UHG is “clearly trying to take our responsibility…and also trying to learn from [the breach]. We want to make sure we share all of those learnings. We’re trying to be as open as we can be on the things we’re learning. We’ll continue to do that as our investigations continue to pursue any other understandings here,” Witty said.
However, he also stressed that the situation is worsening and problems are bigger than anything UHG can change alone.

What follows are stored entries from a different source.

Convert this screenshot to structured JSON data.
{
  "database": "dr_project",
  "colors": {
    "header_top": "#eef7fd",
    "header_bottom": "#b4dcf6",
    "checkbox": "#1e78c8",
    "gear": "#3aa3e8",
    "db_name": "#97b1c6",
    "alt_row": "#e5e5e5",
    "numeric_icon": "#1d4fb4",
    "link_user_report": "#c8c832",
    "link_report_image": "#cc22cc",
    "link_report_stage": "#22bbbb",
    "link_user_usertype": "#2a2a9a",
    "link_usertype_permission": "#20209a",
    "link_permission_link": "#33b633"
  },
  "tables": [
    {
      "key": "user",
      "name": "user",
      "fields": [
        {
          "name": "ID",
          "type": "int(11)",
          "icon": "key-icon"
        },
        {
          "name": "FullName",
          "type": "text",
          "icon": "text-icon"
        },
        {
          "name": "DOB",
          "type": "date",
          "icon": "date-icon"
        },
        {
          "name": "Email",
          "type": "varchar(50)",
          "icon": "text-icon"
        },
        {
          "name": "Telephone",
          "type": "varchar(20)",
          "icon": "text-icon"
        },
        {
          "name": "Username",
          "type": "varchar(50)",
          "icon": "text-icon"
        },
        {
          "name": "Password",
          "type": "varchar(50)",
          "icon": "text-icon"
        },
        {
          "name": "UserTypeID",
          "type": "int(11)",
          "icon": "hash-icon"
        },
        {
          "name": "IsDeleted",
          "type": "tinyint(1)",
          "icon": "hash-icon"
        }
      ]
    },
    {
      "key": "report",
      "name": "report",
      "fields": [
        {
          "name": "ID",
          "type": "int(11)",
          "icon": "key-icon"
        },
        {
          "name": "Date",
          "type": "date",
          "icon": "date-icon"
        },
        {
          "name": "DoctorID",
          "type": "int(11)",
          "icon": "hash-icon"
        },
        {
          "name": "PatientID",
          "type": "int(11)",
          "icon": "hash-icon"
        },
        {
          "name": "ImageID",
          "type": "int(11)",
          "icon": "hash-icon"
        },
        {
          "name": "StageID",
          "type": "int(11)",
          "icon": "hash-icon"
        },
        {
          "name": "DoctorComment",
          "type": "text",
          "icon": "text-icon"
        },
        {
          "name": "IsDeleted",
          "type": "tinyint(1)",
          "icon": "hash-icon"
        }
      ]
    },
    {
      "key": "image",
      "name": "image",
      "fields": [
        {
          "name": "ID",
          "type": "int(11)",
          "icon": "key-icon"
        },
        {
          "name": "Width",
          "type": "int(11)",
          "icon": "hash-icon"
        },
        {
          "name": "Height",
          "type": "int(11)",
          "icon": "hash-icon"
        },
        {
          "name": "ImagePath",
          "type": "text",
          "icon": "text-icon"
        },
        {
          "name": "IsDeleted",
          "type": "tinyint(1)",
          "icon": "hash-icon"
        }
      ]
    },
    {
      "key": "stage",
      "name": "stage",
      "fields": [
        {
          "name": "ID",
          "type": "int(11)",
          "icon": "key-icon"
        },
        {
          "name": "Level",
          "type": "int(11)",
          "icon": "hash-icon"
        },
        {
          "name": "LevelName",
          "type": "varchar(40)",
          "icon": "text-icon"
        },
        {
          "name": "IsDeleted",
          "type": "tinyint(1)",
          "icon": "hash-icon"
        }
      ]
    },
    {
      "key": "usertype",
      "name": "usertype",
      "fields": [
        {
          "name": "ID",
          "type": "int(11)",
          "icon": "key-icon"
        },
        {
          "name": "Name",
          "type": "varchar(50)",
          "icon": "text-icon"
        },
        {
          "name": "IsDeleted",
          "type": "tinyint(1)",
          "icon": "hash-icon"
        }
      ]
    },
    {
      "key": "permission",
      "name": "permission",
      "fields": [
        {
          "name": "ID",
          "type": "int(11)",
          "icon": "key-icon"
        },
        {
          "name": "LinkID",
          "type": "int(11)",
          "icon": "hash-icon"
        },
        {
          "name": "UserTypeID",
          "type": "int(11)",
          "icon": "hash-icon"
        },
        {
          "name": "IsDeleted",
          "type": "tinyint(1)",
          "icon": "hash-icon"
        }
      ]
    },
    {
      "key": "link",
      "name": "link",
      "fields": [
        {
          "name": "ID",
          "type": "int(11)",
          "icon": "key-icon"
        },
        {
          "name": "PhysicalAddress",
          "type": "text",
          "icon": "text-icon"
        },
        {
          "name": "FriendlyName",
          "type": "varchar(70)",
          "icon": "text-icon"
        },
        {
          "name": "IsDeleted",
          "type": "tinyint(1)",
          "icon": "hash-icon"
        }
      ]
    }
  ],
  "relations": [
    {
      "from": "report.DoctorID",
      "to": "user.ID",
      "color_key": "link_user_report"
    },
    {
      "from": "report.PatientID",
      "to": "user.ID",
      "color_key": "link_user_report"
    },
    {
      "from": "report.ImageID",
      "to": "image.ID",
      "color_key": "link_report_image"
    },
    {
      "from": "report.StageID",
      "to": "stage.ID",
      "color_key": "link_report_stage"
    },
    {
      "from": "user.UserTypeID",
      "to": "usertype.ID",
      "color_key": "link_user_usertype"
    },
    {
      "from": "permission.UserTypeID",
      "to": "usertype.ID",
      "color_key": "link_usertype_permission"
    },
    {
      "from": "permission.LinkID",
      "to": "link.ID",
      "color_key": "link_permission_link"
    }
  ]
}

“The attacks we’re under are sustained. They are going up…not going down. The attacks are becoming more and more sophisticated, and the levels of technology that we’re going to need to protect against those attacks will continue to have to be elevated,” Witty said. “And that’s gonna be a challenge for many participants in the system to keep up with the pressure.”
As a result, “it’s also important that we focus on how we reduce the attack rate and making sure that the numbers of attacks which come into the health system, and more broadly into the country, begin to drop,” Witty added.
“The probability of other breaches in other parts of the health care environment must be high given the pressure that the system is under,” he said.
1 United States Senate Committee on Finance, “Hacking America’s Health Care: Assessing the Change Healthcare Cyber Attack and What’s Next,” full committee hearing, May 1, 2024, https://bit.ly/3xYtvMf.
2 “Theresa Defino, “UHG’s Breach Response May Prove Enlightening for Others,” Report on Patient Privacy 24, no. 5 (May 2024).